I also wonder why the different scales of things fascinate me and fill me with such awe and reverence. I certainly don’t think there’s anything supernatural or paranormal going on. Yet, without needing a pantheon of Gods or even a single God or supernatural being or event to explain anything, I find contemplation of the different scales of the universe somewhat magical. I also find it both unsettling and comforting. Unsettling because I do not understand the meanings and connections between these patterns at different scales. Comforting because there is a sort of simple beauty in observing connections between the very large and the very small. Comforting because I have a sort of faith– yes, faith– in science, and I believe that the scientific method is capable of gradually unravelling these mysteries of scale although they may never fully be unravelled.

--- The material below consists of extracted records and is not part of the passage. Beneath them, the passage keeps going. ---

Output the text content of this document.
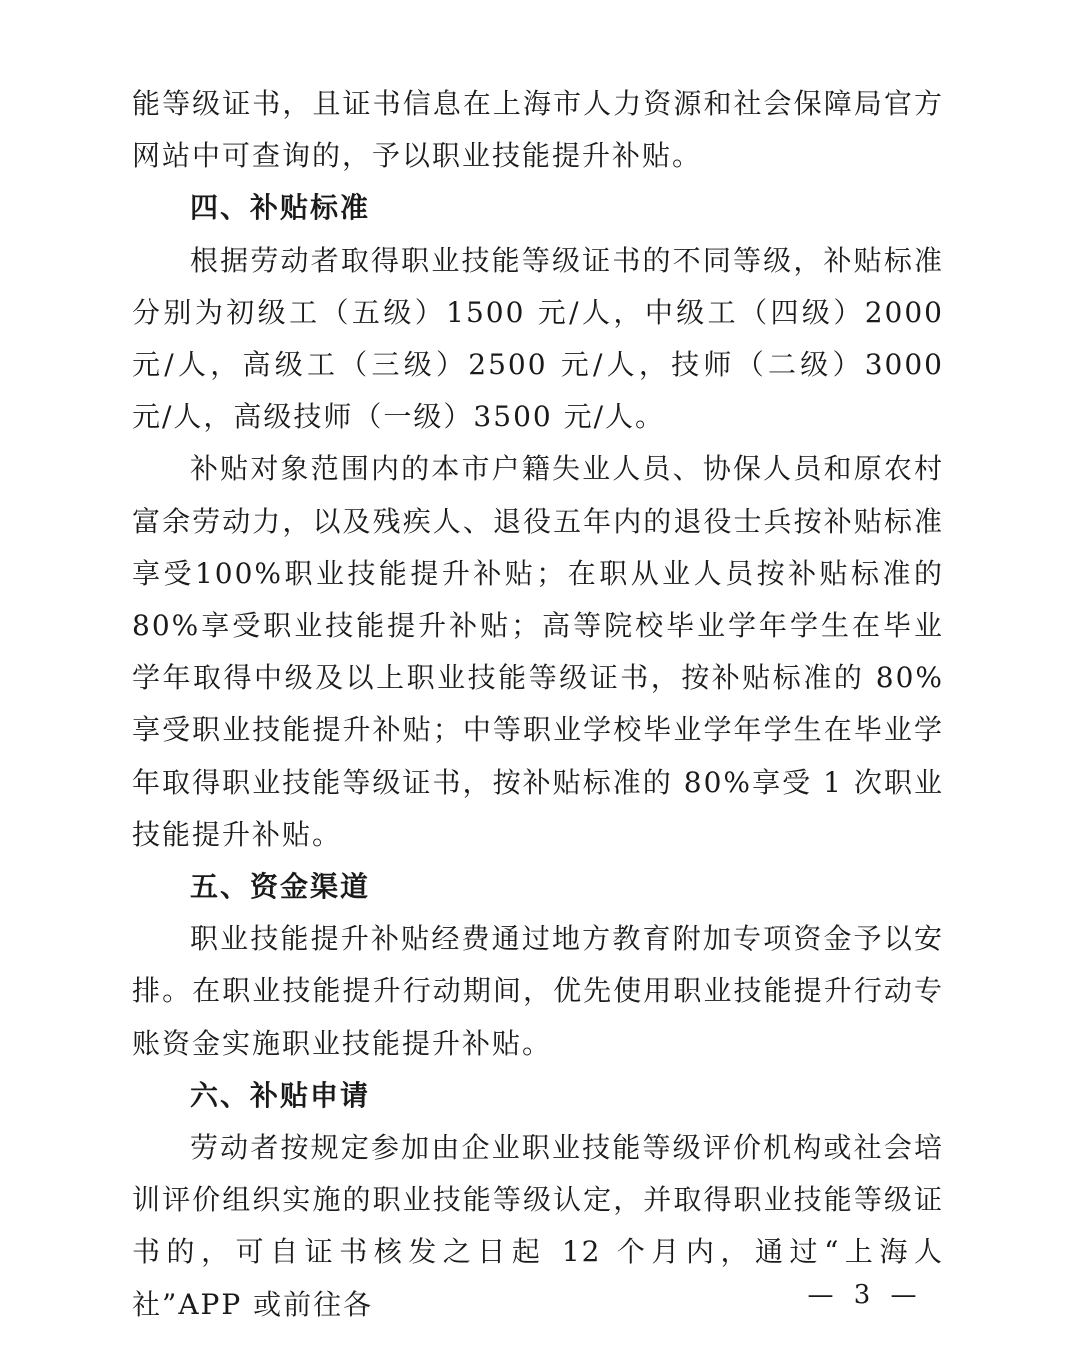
能等级证书，且证书信息在上海市人力资源和社会保障局官方网站中可查询的，予以职业技能提升补贴。

四、补贴标准

根据劳动者取得职业技能等级证书的不同等级，补贴标准分别为初级工（五级）1500 元/人，中级工（四级）2000 元/人，高级工（三级）2500 元/人，技师（二级）3000 元/人，高级技师（一级）3500 元/人。

补贴对象范围内的本市户籍失业人员、协保人员和原农村富余劳动力，以及残疾人、退役五年内的退役士兵按补贴标准享受100%职业技能提升补贴；在职从业人员按补贴标准的 80%享受职业技能提升补贴；高等院校毕业学年学生在毕业学年取得中级及以上职业技能等级证书，按补贴标准的 80%享受职业技能提升补贴；中等职业学校毕业学年学生在毕业学年取得职业技能等级证书，按补贴标准的 80%享受 1 次职业技能提升补贴。

五、资金渠道

职业技能提升补贴经费通过地方教育附加专项资金予以安排。在职业技能提升行动期间，优先使用职业技能提升行动专账资金实施职业技能提升补贴。

六、补贴申请

劳动者按规定参加由企业职业技能等级评价机构或社会培训评价组织实施的职业技能等级认定，并取得职业技能等级证书的，可自证书核发之日起 12 个月内，通过“上海人社”APP 或前往各	— 3 —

I highly recommend spending a few minutes today– or any day– marveling in the scales of the universe. For that purpose, I recommend this movie from the website “Molecular Expressions.” At this same website, you can also look at microscopic images of beer from around the world as well as of other materials such as cocktails, computer chips, and moonrocks. You can even order merchandise with your favorite microscopic images. Apparently, the cocktail and beer ties are best-sellers.